The company successfully raised approximately $6 million by 2004 thanks to Holmes’s strong connections with influential people. By 2015, Theranos had a $9 billion valuation, with Forbes naming her the richest and youngest self-made female billionaire. Nevertheless, Theranos started disintegrating from 2015 onwards as journalists and investigators started questioning its business practices and technology claims because of swirling rumors.
The SEC found Holmes guilty of massively defrauding investors by making overblown claims about blood-analysis technology. Therefore, Elizabeth had to return 18.9 million shares to Theranos and pay a large penalty to settle the charges.
2. Bill Gates
Nearly all multinationals, behemoths, and conglomerates in their attempt to grow their business have fallen afoul of governments and/or regulatory bodies. Even Gates, who started his business in a basement-like setting, isn’t an exception. For instance, they found Gates’ Microsoft, the most thriving software corporation globally, guilty of breaching antitrust laws. The government formulates antitrust laws to ensure healthy and fair competition in all industries. It also prevents an organization from monopolizing a trade.
Antitrust laws serve as ‘checks and balances’ strategy; they restrain companies from pursuing unfair and unethical trade practices like leveraged buyouts and price-fixing. The FTC (Federal Trade Commission) initiated an inquiry in the 1990s to establish whether Microsoft Corporation was attempting to control the market by following monopolistic business policies.

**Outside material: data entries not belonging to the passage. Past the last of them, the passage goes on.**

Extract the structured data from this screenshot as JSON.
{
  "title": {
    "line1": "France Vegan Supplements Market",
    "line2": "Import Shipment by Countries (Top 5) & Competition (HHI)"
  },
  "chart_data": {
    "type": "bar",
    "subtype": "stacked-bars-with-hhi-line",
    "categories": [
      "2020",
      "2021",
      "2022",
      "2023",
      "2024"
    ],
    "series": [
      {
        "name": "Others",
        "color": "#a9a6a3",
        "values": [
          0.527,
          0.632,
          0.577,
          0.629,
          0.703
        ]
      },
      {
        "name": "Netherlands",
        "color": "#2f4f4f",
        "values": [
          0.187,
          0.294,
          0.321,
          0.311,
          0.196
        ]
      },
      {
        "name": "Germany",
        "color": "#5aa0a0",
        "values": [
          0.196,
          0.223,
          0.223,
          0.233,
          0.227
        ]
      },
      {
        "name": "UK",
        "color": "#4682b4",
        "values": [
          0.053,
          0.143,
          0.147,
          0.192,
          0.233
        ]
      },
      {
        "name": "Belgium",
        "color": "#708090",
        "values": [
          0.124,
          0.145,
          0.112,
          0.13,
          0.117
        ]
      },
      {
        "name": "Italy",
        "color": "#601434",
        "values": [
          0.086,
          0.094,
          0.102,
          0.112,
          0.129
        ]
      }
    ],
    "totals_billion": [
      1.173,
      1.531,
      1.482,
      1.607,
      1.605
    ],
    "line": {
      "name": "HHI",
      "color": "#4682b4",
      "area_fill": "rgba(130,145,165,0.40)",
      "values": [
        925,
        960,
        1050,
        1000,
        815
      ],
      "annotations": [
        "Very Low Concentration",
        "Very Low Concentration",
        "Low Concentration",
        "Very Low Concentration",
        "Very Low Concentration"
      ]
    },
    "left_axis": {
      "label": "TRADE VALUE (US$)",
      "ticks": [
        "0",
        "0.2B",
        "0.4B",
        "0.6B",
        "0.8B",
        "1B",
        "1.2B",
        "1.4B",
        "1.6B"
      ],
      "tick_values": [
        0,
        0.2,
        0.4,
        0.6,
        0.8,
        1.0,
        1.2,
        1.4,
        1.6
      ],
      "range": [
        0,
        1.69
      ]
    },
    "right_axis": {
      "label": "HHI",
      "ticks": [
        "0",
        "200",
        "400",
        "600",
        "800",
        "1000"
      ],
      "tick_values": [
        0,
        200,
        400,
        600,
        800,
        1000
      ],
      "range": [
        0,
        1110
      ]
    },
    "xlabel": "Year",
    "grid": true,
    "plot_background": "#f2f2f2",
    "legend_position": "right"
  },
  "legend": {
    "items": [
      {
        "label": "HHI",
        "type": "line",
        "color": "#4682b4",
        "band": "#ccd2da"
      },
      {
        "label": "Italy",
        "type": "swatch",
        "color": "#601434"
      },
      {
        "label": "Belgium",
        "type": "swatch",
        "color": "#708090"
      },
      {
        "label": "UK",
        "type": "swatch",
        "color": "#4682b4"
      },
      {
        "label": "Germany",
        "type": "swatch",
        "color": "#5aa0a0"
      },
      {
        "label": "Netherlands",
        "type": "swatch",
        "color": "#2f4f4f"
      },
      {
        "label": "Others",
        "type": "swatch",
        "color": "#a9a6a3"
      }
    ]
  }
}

However, the FTC did not pursue the case for long. The Department of Justice (DoJ) picked up the case.
The DoJ and the attorney generals of 20 distinct U.S. states on May 18, 1998, filed antitrust lawsuits against Microsoft for violating fair trade practices. The DoJ alleged that Microsoft was bunching extra software programs into its O.S. (operating system) to stultify and kill competition. They filed the lawsuit in the wake of Netscape’s downfall due to Microsoft’s disbursal of its browser free of charge.
The DoJ eventually lost the court case despite its best to edit emails, facts, and footage. The ruling by Thomas Penfield Jackson, the supervising judge, expressed that Microsoft had contravened some sections of the Sherman Antitrust Act, promulgated in 1890 for prohibiting cartels and monopolies. In March 2013, the European Union Competition Commissioner ordered Microsoft to pay a $732 million penalty for transgressing an antitrust resolution with regulators.
1. Rajat Gupta
An Indian American entrepreneur, Gupta was the first foreign-born CEO and managing director of McKinsey & Company, a US-based consultancy firm. Besides that, Rajat has been a former board member of several renowned corporations including American Airlines, Proctor & Gamble, and Goldman & Sachs. Additionally, he offered consultancy to a string of non-profit organizations such as “The Global Fund to Fight AIDS, Tuberculosis, and Malaria” and the Bill & Melinda Gates Foundation.”
Gupta helped setup numerous business entities. However, he fell from grace when a federal judge leveled charges against him for insider trading in June 2012. Federal Judge Jed Rakoff charged Gupta with four felony counts of securities fraud and conspiracy as a result of the Galleon hedge fund scandal.
The federal judge directed Gupta to pay a fine of $13.9 million for insider trading. The SEC filed a case against Gupta for conspiring with Raj Rajaratnam, the Galleon Fund hedge fund magnate. In another financial fraud case New York jury accused Gupta of divulging boardroom discussions to Rajaratnam. Finally, a judge sentenced him to two years in prison, ordering him to cough up a $5 million penalty. In March 2016, they released him from house confinement after serving his prison term.